EL TABACO Y LA FAMILIA
Dan unos golpes en mi puerta –el sonido del timbre me perturba-, abro y es Olga, vive cerca y viene a recoger lo que dejó para ella la amiga que nos une. Está fumando, bueno, seguramente no ha dado ni una calada en toda la ascensión hasta mi piso y aún sigue sin aliento para hacerlo, pero ha ido dejando la estela por la escalera. Le pido sonriendo que apague el cigarro, no se puede fumar ahí. Me dice: «No, si ya entro». ¿Ya entro? ¿Dónde, en mi casa? ¿Con el cigarro? «Es que en mi casa… no se puede fumar», añado. Me mira molesta. Viene con su hija de tres años. La niña lleva un pirulí puntiagudo. Olga lanza el cigarro con fuerza y pasan. Salgo, camino un par de metros y piso el cigarro para apagarlo. Un libro bellísimo del que otro día hablaré, Semillas Zen. Reflexiones de una monja Zen de Shundo Aoyama, recoge la enseñanza de un maestro de té japonés del siglo XVI; dice: «Ser el invitado con el corazón de un anfitrión; ser el anfitrión con el corazón de un invitado. La negligencia del invitado se convierte en la negligencia del anfitrión. La negligencia del anfitrión se convierte en la negligencia del invitado».

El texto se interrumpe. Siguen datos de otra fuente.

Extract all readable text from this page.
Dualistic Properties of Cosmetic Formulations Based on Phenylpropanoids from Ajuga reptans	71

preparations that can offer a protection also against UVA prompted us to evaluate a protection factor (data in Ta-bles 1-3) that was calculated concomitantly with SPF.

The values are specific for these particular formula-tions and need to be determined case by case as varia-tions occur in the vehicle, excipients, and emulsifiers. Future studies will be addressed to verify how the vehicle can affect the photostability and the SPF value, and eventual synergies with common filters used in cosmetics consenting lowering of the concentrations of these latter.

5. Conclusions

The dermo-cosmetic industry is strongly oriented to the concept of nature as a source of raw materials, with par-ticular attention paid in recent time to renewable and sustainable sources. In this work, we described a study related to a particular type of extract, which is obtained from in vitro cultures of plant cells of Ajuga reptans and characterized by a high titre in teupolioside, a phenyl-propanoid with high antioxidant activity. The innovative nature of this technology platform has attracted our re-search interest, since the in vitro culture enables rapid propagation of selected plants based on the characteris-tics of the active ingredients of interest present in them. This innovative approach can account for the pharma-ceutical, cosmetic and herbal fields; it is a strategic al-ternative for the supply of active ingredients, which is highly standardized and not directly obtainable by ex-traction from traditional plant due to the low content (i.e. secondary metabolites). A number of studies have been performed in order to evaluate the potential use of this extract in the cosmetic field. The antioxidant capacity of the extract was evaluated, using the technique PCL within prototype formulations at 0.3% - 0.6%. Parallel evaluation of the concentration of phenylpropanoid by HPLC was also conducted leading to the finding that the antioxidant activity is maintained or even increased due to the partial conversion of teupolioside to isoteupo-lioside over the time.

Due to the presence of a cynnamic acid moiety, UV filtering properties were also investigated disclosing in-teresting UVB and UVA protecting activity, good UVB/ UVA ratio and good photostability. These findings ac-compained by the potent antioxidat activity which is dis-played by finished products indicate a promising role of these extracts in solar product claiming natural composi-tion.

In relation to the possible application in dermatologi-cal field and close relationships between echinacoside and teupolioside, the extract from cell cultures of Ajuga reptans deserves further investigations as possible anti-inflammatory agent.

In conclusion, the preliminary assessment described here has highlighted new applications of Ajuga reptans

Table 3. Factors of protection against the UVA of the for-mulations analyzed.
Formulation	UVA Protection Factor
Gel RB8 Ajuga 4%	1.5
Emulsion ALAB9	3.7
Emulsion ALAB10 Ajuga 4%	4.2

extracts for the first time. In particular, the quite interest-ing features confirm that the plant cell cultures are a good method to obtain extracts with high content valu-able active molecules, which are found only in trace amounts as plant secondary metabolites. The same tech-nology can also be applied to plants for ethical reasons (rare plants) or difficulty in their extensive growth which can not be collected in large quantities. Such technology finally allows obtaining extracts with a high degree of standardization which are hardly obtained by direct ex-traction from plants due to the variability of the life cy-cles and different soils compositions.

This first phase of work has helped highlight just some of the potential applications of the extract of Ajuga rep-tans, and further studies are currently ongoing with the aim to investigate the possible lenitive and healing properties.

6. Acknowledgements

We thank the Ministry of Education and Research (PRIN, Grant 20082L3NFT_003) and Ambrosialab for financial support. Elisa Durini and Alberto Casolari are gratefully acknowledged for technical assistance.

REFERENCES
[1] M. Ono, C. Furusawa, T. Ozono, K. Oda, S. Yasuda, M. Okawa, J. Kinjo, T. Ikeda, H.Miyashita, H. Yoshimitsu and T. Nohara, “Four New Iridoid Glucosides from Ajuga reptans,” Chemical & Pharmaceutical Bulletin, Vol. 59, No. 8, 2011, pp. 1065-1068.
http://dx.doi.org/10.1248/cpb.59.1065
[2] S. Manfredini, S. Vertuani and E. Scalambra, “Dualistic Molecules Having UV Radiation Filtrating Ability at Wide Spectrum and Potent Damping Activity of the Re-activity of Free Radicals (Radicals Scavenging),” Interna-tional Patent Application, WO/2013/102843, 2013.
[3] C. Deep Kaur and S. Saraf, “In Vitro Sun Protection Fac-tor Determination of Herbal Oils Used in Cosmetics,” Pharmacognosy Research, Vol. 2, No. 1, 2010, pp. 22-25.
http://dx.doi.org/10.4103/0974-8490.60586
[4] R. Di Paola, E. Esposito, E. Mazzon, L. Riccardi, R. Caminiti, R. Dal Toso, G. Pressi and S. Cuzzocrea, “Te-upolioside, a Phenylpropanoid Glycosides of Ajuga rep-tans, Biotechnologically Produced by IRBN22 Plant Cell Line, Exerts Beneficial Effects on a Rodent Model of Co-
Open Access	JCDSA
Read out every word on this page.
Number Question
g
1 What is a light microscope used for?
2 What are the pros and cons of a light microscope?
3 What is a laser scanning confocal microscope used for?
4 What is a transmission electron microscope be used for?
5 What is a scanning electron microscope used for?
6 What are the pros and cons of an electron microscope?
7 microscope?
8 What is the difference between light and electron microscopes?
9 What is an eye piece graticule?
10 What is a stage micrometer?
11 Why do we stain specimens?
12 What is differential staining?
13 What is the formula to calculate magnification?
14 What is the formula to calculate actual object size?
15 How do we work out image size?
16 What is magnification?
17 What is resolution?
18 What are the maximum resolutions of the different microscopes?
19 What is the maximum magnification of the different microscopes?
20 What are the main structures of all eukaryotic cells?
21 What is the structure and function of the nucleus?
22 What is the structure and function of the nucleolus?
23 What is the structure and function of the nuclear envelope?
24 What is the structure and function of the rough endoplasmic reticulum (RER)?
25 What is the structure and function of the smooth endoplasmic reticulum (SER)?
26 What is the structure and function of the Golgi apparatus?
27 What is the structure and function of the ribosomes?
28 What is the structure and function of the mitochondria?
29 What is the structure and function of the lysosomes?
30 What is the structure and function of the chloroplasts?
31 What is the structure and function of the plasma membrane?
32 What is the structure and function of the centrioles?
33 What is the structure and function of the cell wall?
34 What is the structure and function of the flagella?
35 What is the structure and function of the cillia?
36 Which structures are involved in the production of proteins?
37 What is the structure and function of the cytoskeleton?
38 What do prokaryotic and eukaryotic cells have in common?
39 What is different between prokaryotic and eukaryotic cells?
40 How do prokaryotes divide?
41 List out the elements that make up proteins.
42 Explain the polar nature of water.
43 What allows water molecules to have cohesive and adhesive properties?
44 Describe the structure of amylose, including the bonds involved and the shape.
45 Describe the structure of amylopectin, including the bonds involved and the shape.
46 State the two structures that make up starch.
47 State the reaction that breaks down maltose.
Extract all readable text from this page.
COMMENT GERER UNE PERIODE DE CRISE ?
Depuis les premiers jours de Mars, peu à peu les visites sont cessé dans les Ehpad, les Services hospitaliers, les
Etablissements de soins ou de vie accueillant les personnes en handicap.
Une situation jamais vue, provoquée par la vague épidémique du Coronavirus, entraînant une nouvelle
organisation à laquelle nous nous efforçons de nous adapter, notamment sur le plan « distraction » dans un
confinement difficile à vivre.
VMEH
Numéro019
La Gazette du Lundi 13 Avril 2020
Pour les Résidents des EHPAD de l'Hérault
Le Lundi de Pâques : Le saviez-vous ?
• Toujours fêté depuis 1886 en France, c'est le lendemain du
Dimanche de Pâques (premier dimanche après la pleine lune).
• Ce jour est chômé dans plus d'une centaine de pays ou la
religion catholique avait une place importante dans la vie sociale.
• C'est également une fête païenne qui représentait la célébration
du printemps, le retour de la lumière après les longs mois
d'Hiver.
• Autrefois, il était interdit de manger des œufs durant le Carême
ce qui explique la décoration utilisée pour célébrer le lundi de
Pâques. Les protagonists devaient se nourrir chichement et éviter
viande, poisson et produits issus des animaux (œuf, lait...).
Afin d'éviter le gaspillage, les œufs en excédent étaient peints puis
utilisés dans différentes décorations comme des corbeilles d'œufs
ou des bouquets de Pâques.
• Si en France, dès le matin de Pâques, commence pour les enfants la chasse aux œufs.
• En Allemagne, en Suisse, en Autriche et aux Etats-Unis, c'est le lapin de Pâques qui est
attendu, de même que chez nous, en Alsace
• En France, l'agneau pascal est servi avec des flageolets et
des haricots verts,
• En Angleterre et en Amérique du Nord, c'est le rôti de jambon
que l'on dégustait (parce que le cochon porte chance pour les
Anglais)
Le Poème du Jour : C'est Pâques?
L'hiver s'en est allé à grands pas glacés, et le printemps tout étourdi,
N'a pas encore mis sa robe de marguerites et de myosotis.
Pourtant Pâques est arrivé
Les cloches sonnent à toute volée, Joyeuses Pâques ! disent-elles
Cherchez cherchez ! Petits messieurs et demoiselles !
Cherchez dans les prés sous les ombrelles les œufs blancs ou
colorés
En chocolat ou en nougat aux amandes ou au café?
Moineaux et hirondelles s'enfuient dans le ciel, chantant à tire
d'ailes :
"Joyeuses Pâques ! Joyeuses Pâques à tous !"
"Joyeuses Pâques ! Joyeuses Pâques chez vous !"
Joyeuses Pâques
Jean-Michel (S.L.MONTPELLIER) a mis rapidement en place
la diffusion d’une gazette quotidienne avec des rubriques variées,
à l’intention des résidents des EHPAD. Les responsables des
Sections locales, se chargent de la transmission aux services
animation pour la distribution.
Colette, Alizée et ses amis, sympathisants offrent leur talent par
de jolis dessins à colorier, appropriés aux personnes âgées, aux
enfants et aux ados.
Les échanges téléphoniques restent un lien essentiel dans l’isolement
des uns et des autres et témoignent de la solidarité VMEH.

Creo que el ser humano nace incívico y se vuelve incívico. Después de unos años de esfuerzo, tratando de respetar a los demás como a uno le gusta que le respeten, viendo que no recibe a cambio lo mismo, acaba por desear ser incívico de nuevo. Basta ver los mandamientos milenarios, necesitamos reglas para una convivencia casi armoniosa: «No matarás, no robarás, honrarás a tu padre y a tu madre, amarás al prójimo como a ti mismo,…». A estas prohibiciones u obligaciones, se suma ahora «No fumarás en lugares públicos cerrados».
Cuando yo fumaba -en mis años de universidad- era un ser bastante incívico aún. Entonces se podía fumar en las facultades, en las aulas, e incluso mientras se daban las clases; por supuesto en el bar. Había gente a la que le molestaba, claro -aunque se quejaban poco-, pero a los que fumábamos no daba más bien igual y no le dábamos importancia al atentado contra la salud y los derechos ajenos que estábamos cometiendo. Comprendo a los fumadores, lo mejor de fumar era hacerlo mientras te tomabas tu café o tu copa. Ahora, en un bar, se ven bebidas solitarias que esperan mientras sus dueños fuman en la calle. Debe de ser que cuando nos quitan una costumbre parece que nos dejaran sin un derecho fundamental; así lo entiendo al oír algunas frases un poco exageradas: «…a los que no fuman nadie les obliga a entrar en los bares». Tampoco nos obligan a respirar, es verdad; el humo me llega hasta la cama desde la escalera y ni puedo abrir las ventanas en verano porque también lo hace desde alguna terraza o por el patio.
Olga rechaza lo que le ofrezco con un gesto ondulante de la mano, y se lanza a contarme aunque apenas me conozca. Su familia no aprueba que se haya separado; tengo que decir que su familia se reduce casi a unas tías octogenarias bastante machistas. «Todos parecen saber mejor que yo, sin querer escucharme, lo que me conviene». Parece muy afectada; no deja de estrujar el paquete de tabaco. El ser humano es también un ser necesitado de apoyo -si seguimos sumando, un ser social, incívico y de costumbres-. Y es que el entorno social va dejando, como el que fuma, una estela a veces tan perniciosa como el humo del tabaco, y ese humo social que respiramos vuelve a quedar tras nosotros si no ponemos tesón en evitarlo. La niña me planta el pirulí en los pantalones y Olga tira de ella bruscamente y la reprende con excesiva dureza. «No importa», le digo. Realmente no me importa; otra cosa sería que me lo hubiera clavado en un ojo.